Creating a sustainable home office
The challenge of fitting an office space into your home is one many of us have been wrestling with recently. And if you’re trying to make eco-friendly choices at the same time, it can be even more complex. Working out what to buy or not buy, can be confusing.
But there are plenty of ways to increase your home office’s sustainability, from furnishings and decor to energy use and stationery supplies. Here are some top tips to guide you towards a greener home office.
There are many ways to increase your home office’s sustainability, from furnishings and decor to energy use and stationery supplies.
Source second-hand furniture
When you’re setting up your home office, your first thought may be to order yourself a nice new desk. However, it’s difficult to know whether the materials used have been responsibly sourced, especially when it comes to wood.
So, it could be a wiser move to search for a second-hand desk instead. Reusing furniture is not only a sustainable option but may save you money too. Don’t be put off by scratched or dark-looking wooden desks, as these can be sanded and painted to give them a fresh and brighter new look.
Office chairs can be more difficult to buy second-hand. So if you do buy new furniture, make sure you buy good quality pieces that will last.
Use eco-friendly paint
Creating a home office is usually a good excuse to get out the paint brushes and give your walls a makeover. However, many interior paints are not good for us or the environment because of the chemicals used in them. Look for eco-friendly paint brands or check paint tins for a low or VOC-free label.
If you’re only painting a small area, you could ask friends or neighbours if they have any leftover paint sitting in their basements or garages. This will save you buying a new tin of paint and only using half of it.
Embrace natural light
Needing to rely heavily on electric lighting in your office space will use more energy. But it can also have a negative impact on how you feel. So, embrace natural light as much as possible. Drapes can sometimes block light coming into a room, so a simple window dressing such as a blind could be better. Using mirrors and light-toned walls can increase the amount of daylight reflected in the room too.
If you’re planning to work in an attic space, you should make sure you install roof lights to bring in natural light. And if you’re adding an extension for use as your home office, make sure you design it to be a light-filled space.
Decorate with plants
Decorating your home office with plants is another mood booster. But plants also have air purifying qualities and help give us more of a connection with nature whilst we’re stuck indoors.
Do try to buy plants that have been grown locally if possible. And you could try your hand at taking cuttings from your houseplants to cultivate new plants and increase your greenery without shopping for more.

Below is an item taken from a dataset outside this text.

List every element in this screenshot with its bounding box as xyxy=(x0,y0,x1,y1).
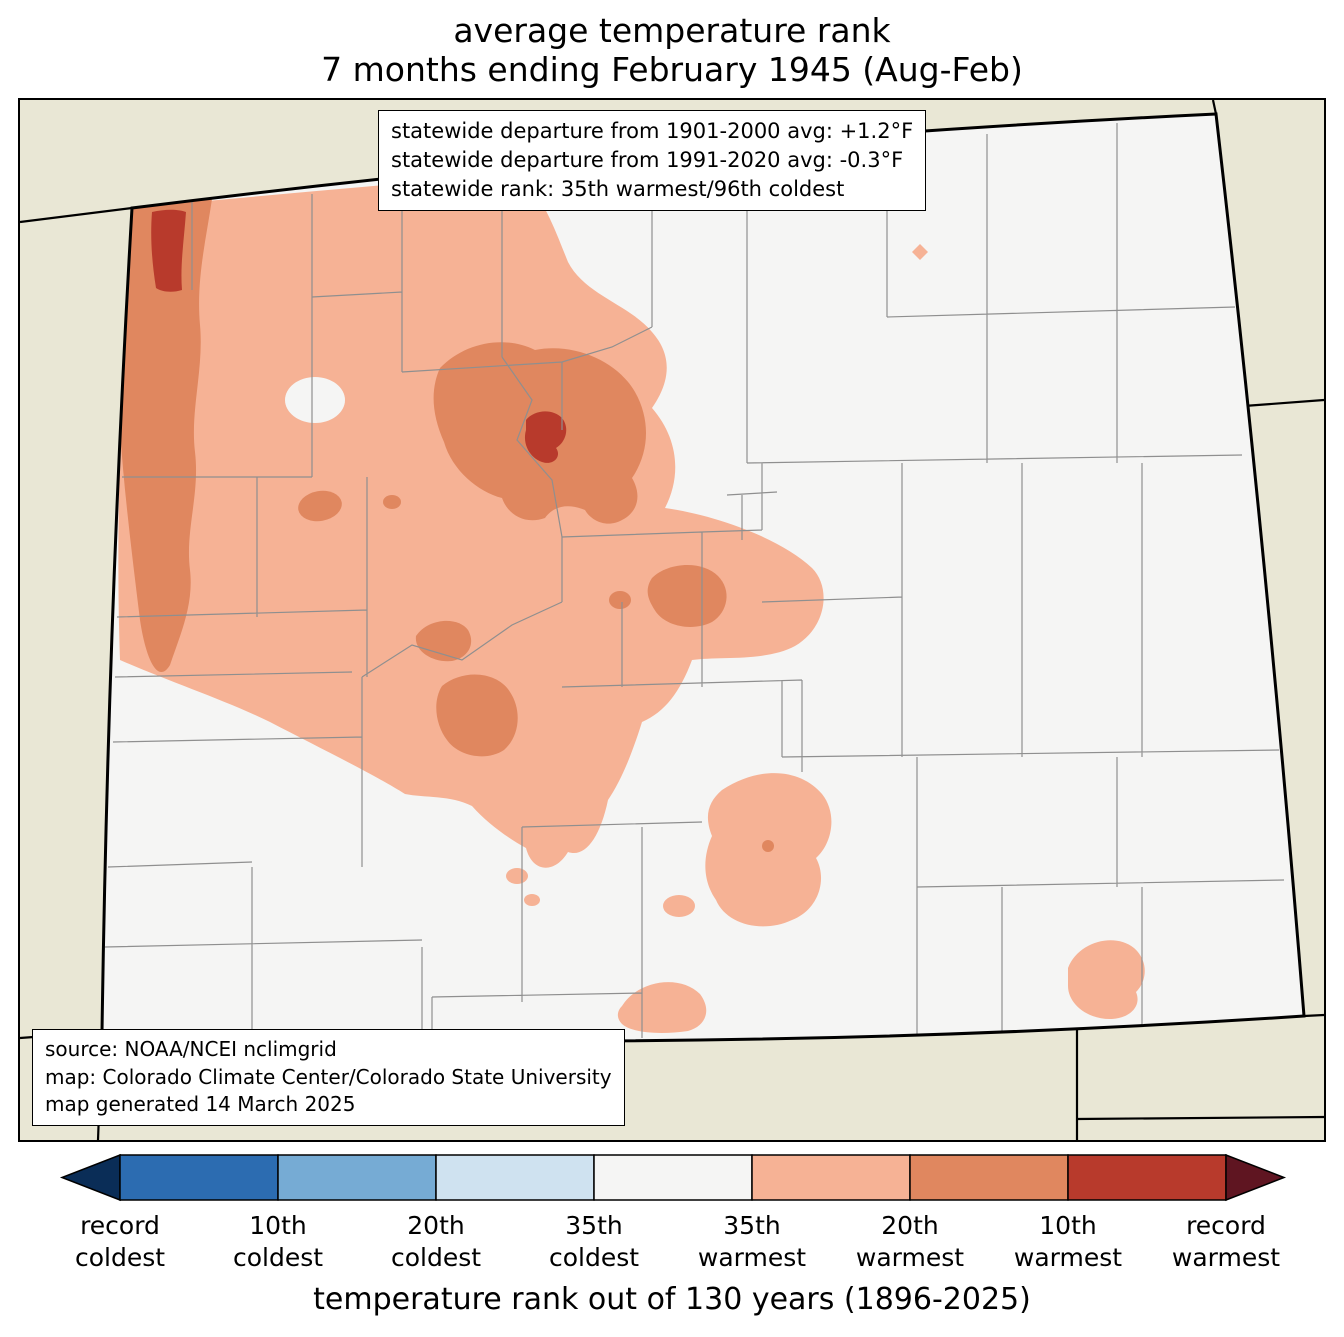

Make shelving from recycled wood
Shelving is always useful for storage in home offices. Especially when space is at a premium. Rather than buying cheap MDF shelving, you could recycle wood from old pallets, scaffold boards, floorboards or drawers instead. You could reuse old metal brackets or repurpose copper piping offcuts to hang your shelves with, which will create a lovely vintage or industrial look.
But if these shelving ideas don’t quite hit the mark, then how about making your own peg board for organising your office, or create a shelving unit from a stack of wooden crates?
Plastic storage alternatives
Plastic storage units and boxes come in all shapes and sizes, are affordable, light and durable. But if you want to avoid plastic products in your home office, there are plenty of alternatives that also look a lot prettier.
Shoe boxes and wine boxes are ideal for storage. They can be covered in wallpaper or gift wrap to make them more decorative. And natural woven baskets are great for storing bits of stationery and other odds and ends.
Cut down on stationery
A good tip is not to buy more paper and pens than you really need. And for other things like files and folders, keep reusing them rather than buying new each time. Also, cut down on single-use items. For example, swap sticky memo notes for a wipeable memo board or handy chalkboard.
Switch off and unplug devices when not in use. Avoid using your printer unless it’s absolutely necessary and use LED bulbs to reduce your energy usage.
Reduce your energy use
Once you have your sustainable home office set up, you’ll want to keep it as eco-friendly as possible. Switching off and unplugging devices when not in use, is a good start. Avoiding using your printer unless it’s absolutely necessary can help too. And when you do use artificial lights, using LED bulbs will reduce your energy usage.
Hopefully, these tips will give you lots of ideas for creating a more sustainable home office without compromising on comfort or style. Once you start thinking about what you buy and use, you’ll soon find yourself developing new, greener living and working habits.
What are your tips for making your home office more sustainable?